Myth two; Ambode is not easy to work with and not a team player. Ambode has served selflessly from grassroots in Lagos State, choosing to make his fortunes here instead of taking his considerable skills as an accountant out of these shores like his contemporaries. He rose from serving in various capacities in the Lagos State local government set up to being the governor also along the way serving and playing key roles in various previous administrations. How come he is now suddenly so difficult to work with? The answer is accountability and fiscal responsibility, Ambode abhorred waste, and he paid the price for not feeding the multi-headed hydra called corruption that fuels our daily lives in Nigeria.

Myth three; you need time to turn around the fortunes for a dynamic country like Nigeria. Ambode disproved this a myth with his achievements in Lagos for four years he was governor. That Ambode’s tenure is still looked back on with fondness and nostalgia by Lagosians is a testament to the principle that what we need is the political will to turn the country around.

That Ambode was rejected by the people was a machination of a Godfather who feared for his political base he fed with the proverbial Adebibu Amala politics. He was a victim of a system built on give and take irrespective of the damage done to the country.
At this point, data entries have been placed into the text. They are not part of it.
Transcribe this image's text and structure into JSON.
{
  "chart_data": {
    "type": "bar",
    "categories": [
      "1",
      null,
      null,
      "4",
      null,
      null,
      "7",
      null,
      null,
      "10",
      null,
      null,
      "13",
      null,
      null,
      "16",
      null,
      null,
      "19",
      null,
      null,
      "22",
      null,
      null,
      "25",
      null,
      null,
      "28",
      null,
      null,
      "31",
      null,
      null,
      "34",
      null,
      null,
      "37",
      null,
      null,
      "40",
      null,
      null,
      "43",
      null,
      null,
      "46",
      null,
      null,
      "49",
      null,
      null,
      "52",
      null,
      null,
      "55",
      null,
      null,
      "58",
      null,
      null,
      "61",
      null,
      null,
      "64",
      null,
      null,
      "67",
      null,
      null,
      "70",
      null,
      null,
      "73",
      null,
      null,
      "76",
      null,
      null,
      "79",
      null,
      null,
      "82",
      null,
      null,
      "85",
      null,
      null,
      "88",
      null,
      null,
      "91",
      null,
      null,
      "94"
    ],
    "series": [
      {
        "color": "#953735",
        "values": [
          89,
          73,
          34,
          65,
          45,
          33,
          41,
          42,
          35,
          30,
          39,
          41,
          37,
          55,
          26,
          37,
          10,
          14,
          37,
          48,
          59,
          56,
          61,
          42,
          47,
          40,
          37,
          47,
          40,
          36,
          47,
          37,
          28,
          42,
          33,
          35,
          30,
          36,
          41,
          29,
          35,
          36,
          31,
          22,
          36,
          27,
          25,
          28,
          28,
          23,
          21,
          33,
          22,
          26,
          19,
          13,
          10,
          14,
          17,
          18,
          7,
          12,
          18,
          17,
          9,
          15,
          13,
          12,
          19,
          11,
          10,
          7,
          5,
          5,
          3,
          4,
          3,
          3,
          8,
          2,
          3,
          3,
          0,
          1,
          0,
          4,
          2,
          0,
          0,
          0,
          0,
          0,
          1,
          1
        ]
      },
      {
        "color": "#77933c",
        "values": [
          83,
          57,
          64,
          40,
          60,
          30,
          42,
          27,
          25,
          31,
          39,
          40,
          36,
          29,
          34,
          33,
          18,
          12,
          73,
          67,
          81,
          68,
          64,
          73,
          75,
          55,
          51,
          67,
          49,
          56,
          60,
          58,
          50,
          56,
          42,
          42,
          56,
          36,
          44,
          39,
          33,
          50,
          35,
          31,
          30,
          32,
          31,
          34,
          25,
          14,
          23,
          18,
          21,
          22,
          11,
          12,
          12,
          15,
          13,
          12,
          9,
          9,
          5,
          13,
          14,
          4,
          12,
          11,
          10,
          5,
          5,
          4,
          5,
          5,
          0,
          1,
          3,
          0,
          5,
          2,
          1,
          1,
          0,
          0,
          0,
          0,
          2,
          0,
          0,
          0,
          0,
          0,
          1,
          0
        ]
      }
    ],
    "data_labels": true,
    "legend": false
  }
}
Myth Four; Nigeria is irredeemable. Ambode attended a unity school, Federal Government College, Warri deep in the South-South region of Nigeria, and as any alumnae of such schools will tell you, they believe in the Nigeria Project, Ambode is not different. As governor of a cosmopolitan state like Lagos, there was never a time any of its residents felt marginalised. There was no area of life of the average Lagosian that Ambode didn’t touch. Ambode busted the myth of slow service delivery when it involves government meeting the needs of the people of the state. He was entrusted to govern and lead. Apply this to Nigeria, a deeply divided nation struggling for survival, taking blows from all sides and not leveraging on its diversity, Ambode will fit like glove. We need someone who sees beyond basic sentiments and the answer stares us in the face.

The youths of the country need to wake up, and wake up to the fact that direct confrontation with the system will not work; instead infiltrating the system and changing it within is the best route towards progressive nationhood, and in Ambode they have a trojan horse already buried in the system. That a progressive like Ambode is in the wilderness is an indictment on the current system. Ambode is not just a politician, he is actually a cut above the rest. Sentiments aside which governor in the current class achieved more?

In a case of need, Nigeria needs the likes of Ambode; whether Ambode needs Nigeria is another case entirely but 2023 fast approaches and we need a change, not just any change but a paradigm shift, a mindset makeover. We do not want leaders who come preying on our differences, but those ready to roll up their sleeves and go down the trenches and pull our country from the abyss which we are sinking into…. Ambode: a case of need.

Akhibi wrote in from Ogba, Lagos State.